Both providers have switches at other network access points, some of which they share in common. But they don't exchange packets at those other points because AGIS requires anyone with whom it freely exchanges packets to meet certain requirements, including having switches at five designated points.

Willison said CRL turned off the routes in a political maneuver to force AGIS to exchange routes with CRL at other access points.

While CRL has switches at six NAPs other than CIX, it does not have a switch at the Sprint NAP in New York. CRL says it doesn't need to have a switch there because it has one nearby. But AGIS insists that to exchange routes anywhere, CRL has to have switches at all of its required NAPs. Willison added that AGIS had told CRL it would bend the rules if CRL paid for a circuit to connect an access point to the Sprint switch, but that CRL declined

Willison said that instead of adding the switch, CRL tried to force AGIS to peer with them everywhere by cutting off access at CIX.

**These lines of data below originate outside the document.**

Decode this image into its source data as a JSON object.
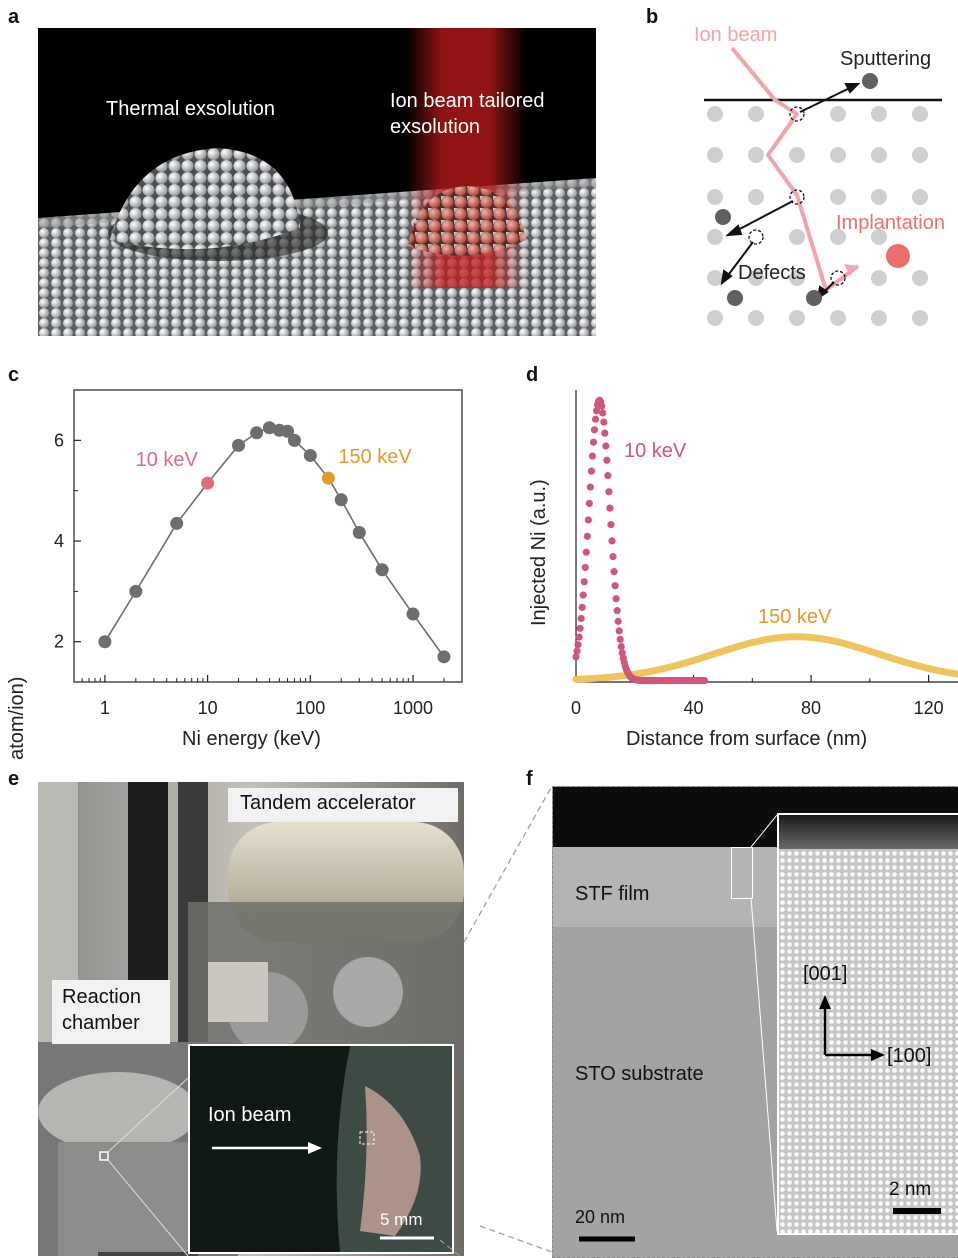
{
  "panel_labels": {
    "a": "a",
    "b": "b",
    "c": "c",
    "d": "d",
    "e": "e",
    "f": "f"
  },
  "panel_a": {
    "left_label": "Thermal exsolution",
    "right_label_line1": "Ion beam tailored",
    "right_label_line2": "exsolution",
    "colors": {
      "background": "#000000",
      "atoms": "#e6e9ea",
      "beam": "#c01a1a",
      "implanted": "#c96a5c"
    }
  },
  "panel_b": {
    "ion_beam": "Ion beam",
    "sputtering": "Sputtering",
    "implantation": "Implantation",
    "defects": "Defects",
    "colors": {
      "lattice": "#cfcfcf",
      "ion": "#f4a3a8",
      "implanted": "#ee6d6d",
      "defect": "#606060"
    }
  },
  "chart_data": [
    {
      "type": "scatter",
      "panel": "c",
      "xlabel": "Ni energy (keV)",
      "ylabel": "Sputtering yield (atom/ion)",
      "xscale": "log",
      "xlim": [
        0.5,
        3000
      ],
      "ylim": [
        1.2,
        7
      ],
      "xticks": [
        "1",
        "10",
        "100",
        "1000"
      ],
      "yticks": [
        "2",
        "4",
        "6"
      ],
      "series": [
        {
          "x": [
            1,
            2,
            5,
            10,
            20,
            30,
            40,
            50,
            60,
            70,
            100,
            150,
            200,
            300,
            500,
            1000,
            2000
          ],
          "y": [
            2.0,
            3.0,
            4.35,
            5.15,
            5.9,
            6.15,
            6.25,
            6.2,
            6.18,
            6.0,
            5.7,
            5.25,
            4.82,
            4.17,
            3.43,
            2.55,
            1.7
          ]
        }
      ],
      "highlights": [
        {
          "label": "10 keV",
          "x": 10,
          "y": 5.15,
          "color": "#e06a82"
        },
        {
          "label": "150 keV",
          "x": 150,
          "y": 5.25,
          "color": "#e8982a"
        }
      ],
      "colors": {
        "points": "#6e6e6e",
        "line": "#6e6e6e"
      }
    },
    {
      "type": "scatter",
      "panel": "d",
      "xlabel": "Distance from surface (nm)",
      "ylabel": "Injected Ni (a.u.)",
      "xlim": [
        0,
        130
      ],
      "ylim": [
        0,
        1.0
      ],
      "xticks": [
        "0",
        "40",
        "80",
        "120"
      ],
      "series": [
        {
          "name": "10 keV",
          "shape": "gaussian",
          "peak_x": 8,
          "sigma": 3.6,
          "peak_y": 0.96,
          "x_range": [
            0,
            44
          ],
          "color": "#d0567a"
        },
        {
          "name": "150 keV",
          "shape": "gaussian",
          "peak_x": 75,
          "sigma": 28,
          "peak_y": 0.15,
          "x_range": [
            0,
            130
          ],
          "color": "#f0c45c"
        }
      ]
    }
  ],
  "panel_e": {
    "tandem": "Tandem accelerator",
    "chamber_line1": "Reaction",
    "chamber_line2": "chamber",
    "inset_beam": "Ion beam",
    "inset_scale": "5 mm"
  },
  "panel_f": {
    "stf": "STF film",
    "sto": "STO substrate",
    "dir_up": "[001]",
    "dir_right": "[100]",
    "scale_main": "20 nm",
    "scale_inset": "2 nm"
  }
}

In a note to AGIS's customers, an AGIS administrator said that CRL's senior engineer stated the move was political and that the CRL's president confirmed that.

"They are trying to force us to change our peering requirements to suit them," Willison said. "If we change, we have to do it for everyone else. We're not going to change our policies for them because they're trying to hold us hostage."

Burkhart acknowledged that the peering situation was political. But he said that CRL has an open peering agreement and didn't said that AGIS could, if it wanted, exchange traffic at the access points they have in common.

He added that CRL has as many switches as AGIS, just not at the required access point.

But he also insisted that in this case, politics was beside the point because the CIX routes were shut down for purely technical reasons.

CRL issued a press release yesterday saying that "network engineers received confirmation on June 25, 1997 from Paul Vixie, administrator of the CIX router, that the recent AGIS hardware failure at the CIX had been repaired and is no longer a threat to CRL's router hardware."

Vixie said he had never told them that there was a threat to their routers or that there was a hardware problem, although there had been a brief one several weeks before. He said he did not know for sure whether or not there was a hardware problem.

Willison added that although this issue seems to be resolved for now, he doesn't expect it to go away, as other providers try to force AGIS to bend its rules.

"It's not the first time," he said. "I'm sure it's not the last time."